Today we gather to support and pray for those who have gathered here to witness to the promise of a better society, and a better world. Like Abraham and Sarah, you have packed up your things, left the comfort of your routines, and journeyed to this square in order to interrupt the complacency of our society with unjust and irrational ways of living. You are accused of being a nuisance; mocked for being idealistic; and dismissed for not offering specific policy agendas for how to fix the our unstable economy, the banking system, declining social services, and complacent politicians.

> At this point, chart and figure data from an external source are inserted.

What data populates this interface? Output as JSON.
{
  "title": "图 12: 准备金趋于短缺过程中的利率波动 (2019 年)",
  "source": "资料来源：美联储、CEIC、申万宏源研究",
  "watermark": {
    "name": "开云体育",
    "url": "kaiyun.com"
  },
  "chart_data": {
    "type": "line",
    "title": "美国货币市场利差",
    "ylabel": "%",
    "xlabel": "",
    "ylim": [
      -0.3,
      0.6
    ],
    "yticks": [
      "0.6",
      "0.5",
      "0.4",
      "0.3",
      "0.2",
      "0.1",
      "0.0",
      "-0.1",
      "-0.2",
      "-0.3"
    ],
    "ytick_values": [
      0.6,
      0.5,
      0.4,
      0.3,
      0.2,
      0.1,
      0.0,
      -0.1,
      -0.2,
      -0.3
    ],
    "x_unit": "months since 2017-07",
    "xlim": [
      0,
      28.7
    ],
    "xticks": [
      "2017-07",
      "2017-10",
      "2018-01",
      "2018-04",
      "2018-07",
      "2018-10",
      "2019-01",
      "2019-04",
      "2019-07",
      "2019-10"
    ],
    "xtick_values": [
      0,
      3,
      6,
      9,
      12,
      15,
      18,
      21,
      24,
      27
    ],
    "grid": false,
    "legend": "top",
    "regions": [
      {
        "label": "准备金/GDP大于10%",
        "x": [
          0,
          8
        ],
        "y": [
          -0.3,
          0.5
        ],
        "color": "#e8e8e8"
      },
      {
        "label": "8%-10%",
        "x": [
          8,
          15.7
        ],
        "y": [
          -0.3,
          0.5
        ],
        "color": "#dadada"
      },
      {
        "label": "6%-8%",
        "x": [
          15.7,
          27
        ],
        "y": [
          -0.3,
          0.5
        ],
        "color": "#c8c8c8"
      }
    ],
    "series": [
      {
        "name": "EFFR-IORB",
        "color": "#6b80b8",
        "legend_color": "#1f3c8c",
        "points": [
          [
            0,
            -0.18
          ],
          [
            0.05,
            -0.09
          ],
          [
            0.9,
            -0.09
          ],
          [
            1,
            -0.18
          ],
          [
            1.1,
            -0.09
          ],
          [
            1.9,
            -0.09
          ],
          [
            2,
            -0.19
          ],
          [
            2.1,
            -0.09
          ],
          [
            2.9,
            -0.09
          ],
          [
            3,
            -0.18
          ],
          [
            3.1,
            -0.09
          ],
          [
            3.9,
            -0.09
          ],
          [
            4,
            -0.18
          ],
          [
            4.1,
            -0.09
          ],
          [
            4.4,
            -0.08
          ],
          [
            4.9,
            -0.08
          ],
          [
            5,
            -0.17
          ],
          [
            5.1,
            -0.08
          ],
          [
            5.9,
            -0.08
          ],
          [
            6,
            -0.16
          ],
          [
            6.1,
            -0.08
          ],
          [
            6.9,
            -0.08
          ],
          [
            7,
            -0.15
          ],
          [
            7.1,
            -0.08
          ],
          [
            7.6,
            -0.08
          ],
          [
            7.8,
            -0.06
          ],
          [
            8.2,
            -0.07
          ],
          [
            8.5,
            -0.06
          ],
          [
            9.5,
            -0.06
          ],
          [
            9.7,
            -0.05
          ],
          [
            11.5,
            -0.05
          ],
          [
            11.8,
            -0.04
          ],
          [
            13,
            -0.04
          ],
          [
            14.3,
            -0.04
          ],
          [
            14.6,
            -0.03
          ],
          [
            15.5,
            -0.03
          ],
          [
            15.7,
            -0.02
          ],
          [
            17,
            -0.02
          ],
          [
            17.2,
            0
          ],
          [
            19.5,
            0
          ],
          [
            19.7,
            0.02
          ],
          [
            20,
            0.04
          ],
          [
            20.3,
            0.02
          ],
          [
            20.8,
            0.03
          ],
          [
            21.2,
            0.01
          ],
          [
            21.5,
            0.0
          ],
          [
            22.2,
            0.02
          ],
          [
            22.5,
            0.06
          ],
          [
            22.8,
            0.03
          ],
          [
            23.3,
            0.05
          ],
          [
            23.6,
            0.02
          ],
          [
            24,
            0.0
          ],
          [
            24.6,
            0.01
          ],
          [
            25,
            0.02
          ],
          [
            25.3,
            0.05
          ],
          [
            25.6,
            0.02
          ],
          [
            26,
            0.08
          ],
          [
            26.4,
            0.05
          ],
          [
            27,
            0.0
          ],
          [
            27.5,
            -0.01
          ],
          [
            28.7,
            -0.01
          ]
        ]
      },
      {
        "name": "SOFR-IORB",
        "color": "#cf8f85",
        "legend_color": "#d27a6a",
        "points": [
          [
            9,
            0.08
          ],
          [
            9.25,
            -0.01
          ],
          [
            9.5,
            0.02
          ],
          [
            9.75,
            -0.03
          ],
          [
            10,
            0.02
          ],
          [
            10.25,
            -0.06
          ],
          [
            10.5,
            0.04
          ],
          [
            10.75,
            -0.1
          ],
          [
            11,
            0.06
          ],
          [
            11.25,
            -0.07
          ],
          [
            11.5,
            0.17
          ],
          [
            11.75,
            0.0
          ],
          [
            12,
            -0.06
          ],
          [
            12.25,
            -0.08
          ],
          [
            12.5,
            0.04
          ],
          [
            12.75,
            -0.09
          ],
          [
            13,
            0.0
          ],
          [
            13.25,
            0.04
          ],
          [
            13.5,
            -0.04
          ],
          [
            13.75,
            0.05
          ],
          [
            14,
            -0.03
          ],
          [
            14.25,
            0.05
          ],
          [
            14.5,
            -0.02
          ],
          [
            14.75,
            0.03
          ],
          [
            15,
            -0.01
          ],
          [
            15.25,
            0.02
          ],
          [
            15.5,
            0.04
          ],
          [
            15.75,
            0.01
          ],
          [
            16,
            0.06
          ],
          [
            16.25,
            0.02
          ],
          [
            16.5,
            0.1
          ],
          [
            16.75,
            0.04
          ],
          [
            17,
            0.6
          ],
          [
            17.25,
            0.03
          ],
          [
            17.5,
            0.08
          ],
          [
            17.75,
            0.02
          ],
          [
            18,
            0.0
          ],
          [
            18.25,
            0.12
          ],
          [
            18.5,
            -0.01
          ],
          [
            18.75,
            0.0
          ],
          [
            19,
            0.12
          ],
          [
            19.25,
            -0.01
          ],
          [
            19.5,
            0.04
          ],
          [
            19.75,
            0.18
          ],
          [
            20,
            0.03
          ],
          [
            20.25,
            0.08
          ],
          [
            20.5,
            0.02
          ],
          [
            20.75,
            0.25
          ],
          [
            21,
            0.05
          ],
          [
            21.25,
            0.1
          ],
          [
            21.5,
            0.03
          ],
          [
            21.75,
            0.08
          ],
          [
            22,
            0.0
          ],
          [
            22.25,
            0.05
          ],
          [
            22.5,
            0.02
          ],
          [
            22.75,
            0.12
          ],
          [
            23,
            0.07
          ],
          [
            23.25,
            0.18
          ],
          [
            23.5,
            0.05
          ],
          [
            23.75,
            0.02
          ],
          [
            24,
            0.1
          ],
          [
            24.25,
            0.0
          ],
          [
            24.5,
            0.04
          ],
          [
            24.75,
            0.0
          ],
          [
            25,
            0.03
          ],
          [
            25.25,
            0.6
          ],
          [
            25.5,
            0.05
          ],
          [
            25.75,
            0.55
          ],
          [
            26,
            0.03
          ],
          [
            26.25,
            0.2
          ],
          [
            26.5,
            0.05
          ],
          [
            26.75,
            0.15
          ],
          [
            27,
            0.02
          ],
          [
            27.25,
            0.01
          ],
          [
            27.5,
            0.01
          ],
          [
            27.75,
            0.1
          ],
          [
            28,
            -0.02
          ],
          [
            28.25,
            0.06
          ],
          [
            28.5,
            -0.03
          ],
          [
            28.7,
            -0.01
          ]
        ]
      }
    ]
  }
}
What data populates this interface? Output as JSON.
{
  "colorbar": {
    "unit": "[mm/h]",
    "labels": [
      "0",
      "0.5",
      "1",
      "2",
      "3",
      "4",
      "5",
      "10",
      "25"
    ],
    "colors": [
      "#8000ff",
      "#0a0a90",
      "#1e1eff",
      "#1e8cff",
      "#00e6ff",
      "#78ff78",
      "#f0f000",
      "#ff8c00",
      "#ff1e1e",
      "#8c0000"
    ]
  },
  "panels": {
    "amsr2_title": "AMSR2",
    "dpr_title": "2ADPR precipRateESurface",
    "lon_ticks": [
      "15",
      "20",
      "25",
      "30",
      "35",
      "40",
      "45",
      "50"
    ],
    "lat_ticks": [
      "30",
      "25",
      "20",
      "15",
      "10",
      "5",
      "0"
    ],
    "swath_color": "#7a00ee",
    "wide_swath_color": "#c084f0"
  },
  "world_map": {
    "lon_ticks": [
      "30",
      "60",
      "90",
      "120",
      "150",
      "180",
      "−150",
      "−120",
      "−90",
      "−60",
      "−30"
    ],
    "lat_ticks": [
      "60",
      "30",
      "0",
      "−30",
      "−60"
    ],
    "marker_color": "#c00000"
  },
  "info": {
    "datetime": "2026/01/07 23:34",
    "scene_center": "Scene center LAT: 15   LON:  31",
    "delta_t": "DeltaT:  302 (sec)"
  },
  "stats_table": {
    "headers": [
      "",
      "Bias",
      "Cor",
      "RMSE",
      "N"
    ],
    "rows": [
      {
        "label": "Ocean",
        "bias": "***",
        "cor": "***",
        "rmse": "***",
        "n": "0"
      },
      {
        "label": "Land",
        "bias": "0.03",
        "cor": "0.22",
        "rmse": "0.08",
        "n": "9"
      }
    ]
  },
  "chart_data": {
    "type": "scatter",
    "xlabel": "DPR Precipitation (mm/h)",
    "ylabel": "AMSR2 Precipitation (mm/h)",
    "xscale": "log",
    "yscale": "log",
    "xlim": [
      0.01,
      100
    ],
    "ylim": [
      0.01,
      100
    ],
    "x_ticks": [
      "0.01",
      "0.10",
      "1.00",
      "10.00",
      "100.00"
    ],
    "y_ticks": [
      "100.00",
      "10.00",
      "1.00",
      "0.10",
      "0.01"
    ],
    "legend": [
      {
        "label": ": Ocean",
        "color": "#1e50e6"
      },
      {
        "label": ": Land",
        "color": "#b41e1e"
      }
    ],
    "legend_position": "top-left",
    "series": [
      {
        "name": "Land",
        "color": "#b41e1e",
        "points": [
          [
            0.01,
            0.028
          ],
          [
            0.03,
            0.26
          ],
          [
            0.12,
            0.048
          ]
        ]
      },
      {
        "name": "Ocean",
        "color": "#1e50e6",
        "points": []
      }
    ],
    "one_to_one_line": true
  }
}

Such critics miss the urgent need in our society for people with the courage and imagination to ‘hope against hope’. We need people who are unwilling to ignore that we are living in a time of crisis; willing to risk hoping that things can change; and prepared to ask their fellow citizens to admit that there are urgent issues that need to be resolved..
The playwrite Bertolt Brecht once wrote: ‘When a crime is committed, just as the rain falls, no one cries, Halt!’ The Occupy LSX movement have found the courage to stand up and say Halt! Halt the rising poverty and neglect of our social institutions! Halt political stagnation! Halt short term thinking; Halt procrastinating over issues we cannot afford to ignore!
You offer this witness to us, not because you think you have all the answers. You don’t claim god-like power, but simply follow a path similar to that tread previously by Abraham and Sarah: a leap into the unknown. You don’t know where this will lead. We don’t know how our society will respond. But by interrupting our complacency with the current state of things, you offer to us the chance to begin a turn our attention to the critical issues of our time. Your witness reminds us that we are ignoring the decline that, if we take the time to notice, is all around us.
Today we gather to give thanks for this witness of Occupy LSX; to offer our thanks and support; to offer you our prayers. May you continue to find the strength to follow the vision that has led you to this place; may you continue to have the courage to hope against hope; may those who inherit this vision from you be more numerous than the stars.